Professor Campbell is anticipating flying on the Strotospheric Observatory for Infrared Astronomy (SOFIA), the sucessor to the KAO. SOFIA is a modified Boeing 747 carrying a 2.5-meter telescope. He has arranged to fly with the team developing the High-resolution Airborne Wideband Camera (HAWC) at the University of Chicago on SOFIAs early flights, expected to be in October 2004. He expects to propose to observe G34.3+0.2, W3, and similar regions to improve on the observations by the KAO.
The G34.3+0.2 was observed in the mid-infrared in May 1995 at the NASA Infrared Telescope Facility (IRTF), a 3-meter telescope on Mauna Kea, Hawaii. The mid-infrared observations were sensitive to hotter dust nearer to the central stars than the cooler dust observed in the far-infrared. Interpretation of these observations focusesd on the dust inside or just outside the HII regions, and the discovery of hot spots representing highly obscured protostars. A paper on this work was published in The Astrophysical Journal in 2000. He is coauthor on a similar study of M17, published in The Astronomical Journal in 2002. Professor Campbell is a collaborator with Drs. Joseph Hora and Lynne Deutsch at the Smithsonian Astrophysical Observatory for mid-infrared observations of W3 on the IRTF completed in November, 2002. In addition to studying the hot dust near the high luminosity young stars in W3, they are investigating the nature of the photodissociation regions surrounding the HII regions, and the role of polycyclic aromatic hydocarbon particles in the vicinity of the high-mass stars.

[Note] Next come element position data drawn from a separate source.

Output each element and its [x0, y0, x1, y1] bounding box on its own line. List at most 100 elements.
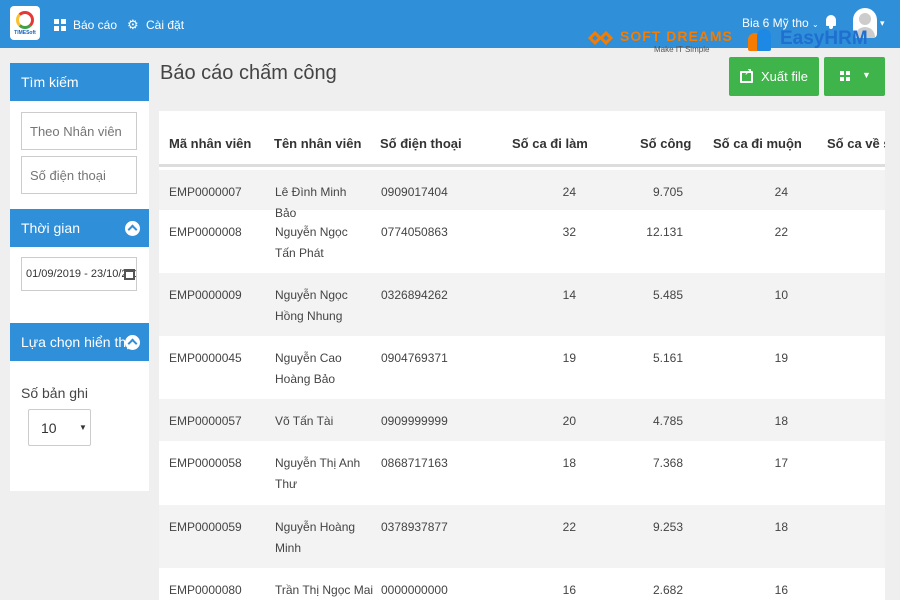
- late-shifts-cell: 19: [774, 351, 788, 365]
- shifts-cell: 22: [562, 520, 576, 534]
- export-icon: [740, 67, 753, 83]
- gear-icon: ⚙: [127, 17, 139, 32]
- employee-id-cell: EMP0000057: [169, 414, 242, 428]
- employee-search-input[interactable]: [21, 112, 137, 150]
- display-panel-header[interactable]: Lựa chọn hiển thị: [10, 323, 149, 361]
- late-shifts-cell: 16: [774, 583, 788, 597]
- col-header-shifts-worked[interactable]: Số ca đi làm: [512, 136, 588, 151]
- workdays-cell: 4.785: [652, 414, 683, 428]
- employee-name-cell: Trần Thị Ngọc Mai: [275, 583, 374, 597]
- nav-bao-cao-label: Báo cáo: [73, 18, 118, 32]
- employee-name-cell: Nguyễn Ngọc Tấn Phát: [275, 225, 348, 260]
- table-row[interactable]: EMP0000045 Nguyễn Cao Hoàng Bảo 09047693…: [159, 336, 885, 399]
- workdays-cell: 7.368: [652, 456, 683, 470]
- phone-cell: 0000000000: [381, 583, 448, 597]
- collapse-up-icon[interactable]: [125, 221, 140, 236]
- employee-id-cell: EMP0000059: [169, 520, 242, 534]
- easyhrm-wordmark: EasyHRM: [780, 28, 868, 49]
- phone-cell: 0909999999: [381, 414, 448, 428]
- employee-name-cell: Nguyễn Hoàng Minh: [275, 520, 356, 555]
- logo-gauge-icon: [16, 11, 34, 29]
- softdreams-logo: SOFT DREAMS Make IT Simple: [587, 28, 733, 56]
- collapse-up-icon[interactable]: [125, 335, 140, 350]
- late-shifts-cell: 24: [774, 185, 788, 199]
- phone-cell: 0774050863: [381, 225, 448, 239]
- column-picker-button[interactable]: ▼: [824, 57, 885, 96]
- nav-cai-dat[interactable]: ⚙ Cài đặt: [127, 16, 184, 34]
- table-row[interactable]: EMP0000057 Võ Tấn Tài 0909999999 20 4.78…: [159, 399, 885, 441]
- nav-cai-dat-label: Cài đặt: [146, 18, 185, 32]
- softdreams-mark-icon: [587, 28, 618, 50]
- shifts-cell: 18: [562, 456, 576, 470]
- avatar-caret-icon[interactable]: ▾: [880, 18, 885, 29]
- search-panel-header[interactable]: Tìm kiếm: [10, 63, 149, 101]
- softdreams-tagline: Make IT Simple: [654, 45, 710, 54]
- table-row[interactable]: EMP0000059 Nguyễn Hoàng Minh 0378937877 …: [159, 505, 885, 568]
- phone-cell: 0868717163: [381, 456, 448, 470]
- records-per-page-value: 10: [41, 419, 57, 436]
- phone-cell: 0904769371: [381, 351, 448, 365]
- caret-down-icon: ▼: [862, 70, 871, 80]
- late-shifts-cell: 18: [774, 414, 788, 428]
- table-row[interactable]: EMP0000007 Lê Đình Minh Bảo 0909017404 2…: [159, 170, 885, 220]
- late-shifts-cell: 10: [774, 288, 788, 302]
- shifts-cell: 24: [562, 185, 576, 199]
- phone-search-input[interactable]: [21, 156, 137, 194]
- export-file-button[interactable]: Xuất file: [729, 57, 819, 96]
- calendar-icon[interactable]: [124, 269, 135, 280]
- logo-text: TIMESoft: [14, 30, 36, 36]
- phone-cell: 0326894262: [381, 288, 448, 302]
- workdays-cell: 5.161: [652, 351, 683, 365]
- shifts-cell: 32: [562, 225, 576, 239]
- workdays-cell: 9.705: [652, 185, 683, 199]
- filter-sidebar: Tìm kiếm Thời gian 01/09/2019 - 23/10/20…: [10, 63, 149, 491]
- shifts-cell: 19: [562, 351, 576, 365]
- easyhrm-logo: EasyHRM: [748, 27, 868, 51]
- employee-name-cell: Nguyễn Ngọc Hồng Nhung: [275, 288, 348, 323]
- employee-name-cell: Nguyễn Cao Hoàng Bảo: [275, 351, 342, 386]
- col-header-early-leave[interactable]: Số ca về sớm: [827, 136, 885, 151]
- col-header-employee-name[interactable]: Tên nhân viên: [274, 136, 361, 151]
- records-per-page-select[interactable]: 10 ▼: [28, 409, 91, 446]
- display-panel-title: Lựa chọn hiển thị: [21, 334, 130, 350]
- time-panel-title: Thời gian: [21, 220, 80, 236]
- employee-id-cell: EMP0000009: [169, 288, 242, 302]
- table-row[interactable]: EMP0000009 Nguyễn Ngọc Hồng Nhung 032689…: [159, 273, 885, 336]
- late-shifts-cell: 18: [774, 520, 788, 534]
- employee-id-cell: EMP0000058: [169, 456, 242, 470]
- app-logo[interactable]: TIMESoft: [10, 6, 40, 40]
- shifts-cell: 14: [562, 288, 576, 302]
- workdays-cell: 2.682: [652, 583, 683, 597]
- employee-id-cell: EMP0000008: [169, 225, 242, 239]
- workdays-cell: 5.485: [652, 288, 683, 302]
- softdreams-wordmark: SOFT DREAMS: [620, 28, 733, 44]
- shifts-cell: 16: [562, 583, 576, 597]
- time-panel-header[interactable]: Thời gian: [10, 209, 149, 247]
- shifts-cell: 20: [562, 414, 576, 428]
- phone-cell: 0909017404: [381, 185, 448, 199]
- search-panel-title: Tìm kiếm: [21, 74, 79, 90]
- table-row[interactable]: EMP0000058 Nguyễn Thị Anh Thư 0868717163…: [159, 441, 885, 505]
- employee-id-cell: EMP0000045: [169, 351, 242, 365]
- col-header-employee-id[interactable]: Mã nhân viên: [169, 136, 251, 151]
- grid-icon: [840, 71, 850, 81]
- easyhrm-people-icon: [748, 27, 778, 51]
- late-shifts-cell: 17: [774, 456, 788, 470]
- nav-bao-cao[interactable]: Báo cáo: [54, 16, 117, 34]
- table-row[interactable]: EMP0000008 Nguyễn Ngọc Tấn Phát 07740508…: [159, 210, 885, 273]
- col-header-phone[interactable]: Số điện thoại: [380, 136, 462, 151]
- workdays-cell: 9.253: [652, 520, 683, 534]
- records-label: Số bản ghi: [21, 385, 88, 401]
- col-header-late-shifts[interactable]: Số ca đi muộn: [713, 136, 802, 151]
- late-shifts-cell: 22: [774, 225, 788, 239]
- col-header-workdays[interactable]: Số công: [640, 136, 691, 151]
- caret-down-icon: ▼: [79, 423, 87, 432]
- table-row[interactable]: EMP0000080 Trần Thị Ngọc Mai 0000000000 …: [159, 568, 885, 600]
- workdays-cell: 12.131: [646, 225, 683, 239]
- table-header: Mã nhân viên Tên nhân viên Số điện thoại…: [159, 111, 885, 167]
- employee-id-cell: EMP0000080: [169, 583, 242, 597]
- date-range-input[interactable]: 01/09/2019 - 23/10/2019: [21, 257, 137, 291]
- phone-cell: 0378937877: [381, 520, 448, 534]
- employee-id-cell: EMP0000007: [169, 185, 242, 199]
- grid-icon: [54, 19, 66, 31]
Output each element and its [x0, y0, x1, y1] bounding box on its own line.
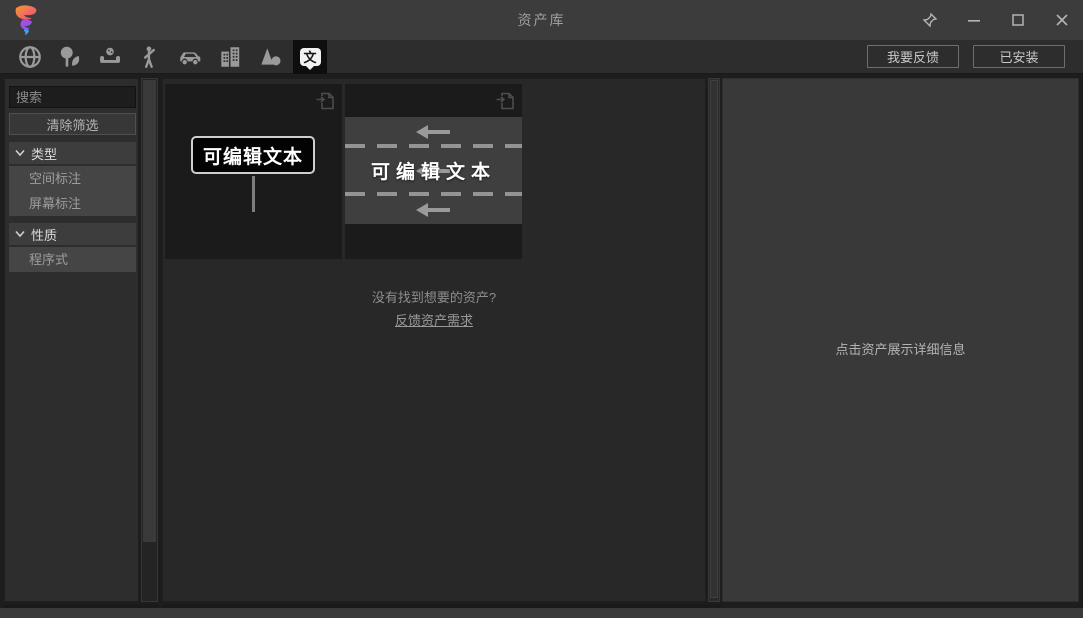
place-asset-icon[interactable] — [314, 90, 336, 112]
request-asset-link[interactable]: 反馈资产需求 — [163, 310, 705, 330]
toolbar-buttons: 我要反馈 已安装 — [867, 45, 1065, 68]
installed-button[interactable]: 已安装 — [973, 45, 1065, 68]
place-asset-icon[interactable] — [494, 90, 516, 112]
asset-library-window: 资产库 — [0, 0, 1083, 618]
tab-vehicles[interactable] — [170, 40, 210, 74]
asset-grid-scrollbar[interactable] — [708, 78, 720, 602]
lane-dash-line — [345, 192, 522, 196]
empty-hint-text: 没有找到想要的资产? — [163, 287, 705, 306]
section-header-property[interactable]: 性质 — [9, 223, 136, 245]
lane-arrow-icon — [416, 203, 450, 217]
search-input[interactable] — [9, 86, 136, 108]
detail-hint-text: 点击资产展示详细信息 — [723, 339, 1078, 358]
chevron-down-icon — [15, 149, 25, 157]
section-label: 类型 — [31, 144, 57, 163]
filter-item-procedural[interactable]: 程序式 — [9, 247, 136, 272]
filter-sidebar: 清除筛选 类型 空间标注 屏幕标注 性质 程序式 — [4, 78, 139, 602]
minimize-icon[interactable] — [965, 11, 983, 29]
type-items: 空间标注 屏幕标注 — [9, 166, 136, 216]
scrollbar-thumb[interactable] — [143, 80, 156, 542]
close-icon[interactable] — [1053, 11, 1071, 29]
window-bottom-edge — [0, 608, 1083, 618]
window-controls — [921, 0, 1071, 40]
category-tabs: 文 — [0, 40, 330, 74]
sidebar-scrollbar[interactable] — [141, 78, 158, 602]
maximize-icon[interactable] — [1009, 11, 1027, 29]
section-header-type[interactable]: 类型 — [9, 142, 136, 164]
road-thumbnail: 可编辑文本 — [345, 117, 522, 224]
section-label: 性质 — [31, 225, 57, 244]
detail-panel: 点击资产展示详细信息 — [722, 78, 1079, 602]
tab-vegetation[interactable] — [50, 40, 90, 74]
tab-globe[interactable] — [10, 40, 50, 74]
tab-props[interactable] — [90, 40, 130, 74]
asset-grid-panel: 可编辑文本 可编辑文本 — [162, 78, 706, 602]
text-icon: 文 — [300, 48, 321, 66]
lane-arrow-icon — [416, 125, 450, 139]
lane-dash-line — [345, 144, 522, 148]
tab-characters[interactable] — [130, 40, 170, 74]
filter-item-screen[interactable]: 屏幕标注 — [9, 191, 136, 216]
tab-shapes[interactable] — [250, 40, 290, 74]
pin-icon[interactable] — [921, 11, 939, 29]
asset-card-sign-text[interactable]: 可编辑文本 — [165, 84, 342, 259]
sign-thumbnail-text: 可编辑文本 — [191, 136, 315, 174]
feedback-button[interactable]: 我要反馈 — [867, 45, 959, 68]
titlebar: 资产库 — [0, 0, 1083, 40]
sign-pole — [252, 176, 255, 212]
tab-text[interactable]: 文 — [293, 40, 327, 74]
chevron-down-icon — [15, 230, 25, 238]
tab-buildings[interactable] — [210, 40, 250, 74]
road-thumbnail-text: 可编辑文本 — [345, 157, 522, 184]
scrollbar-thumb[interactable] — [710, 80, 718, 598]
content-area: 清除筛选 类型 空间标注 屏幕标注 性质 程序式 — [0, 74, 1083, 608]
filter-item-spatial[interactable]: 空间标注 — [9, 166, 136, 191]
property-items: 程序式 — [9, 247, 136, 272]
text-icon-glyph: 文 — [303, 47, 316, 66]
asset-card-road-text[interactable]: 可编辑文本 — [345, 84, 522, 259]
clear-filters-button[interactable]: 清除筛选 — [9, 113, 136, 135]
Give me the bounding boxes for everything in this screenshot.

In collaboration with Dr. T.K. Sridharan at SAO, Dr. Hora, Dr. Marc Kassis (Keck Observatory), and Dr. Deutsch, Professor Campbell began a mid-infrared survey of high-mass protostellar objects (HMPOs) on the IRTF in September 2003. The HMPOs were initially identified by Dr. Sridharan and others in a paper in The Astrophysical Journal in 2002.
At Colby's Collins Observatory in 2002, Professor Campbell began a new program to search for periodic variability of Herbig Ae/Be stars in visible and very short wavelength near-infrared light. These are intermediate-mass pre-main sequence stars. Tomas Vorobjov '06 and Kimberly Prescott '04 observed several of these stars in the winter of 2002-2003. Kimberly is analysing data on them for her senior project.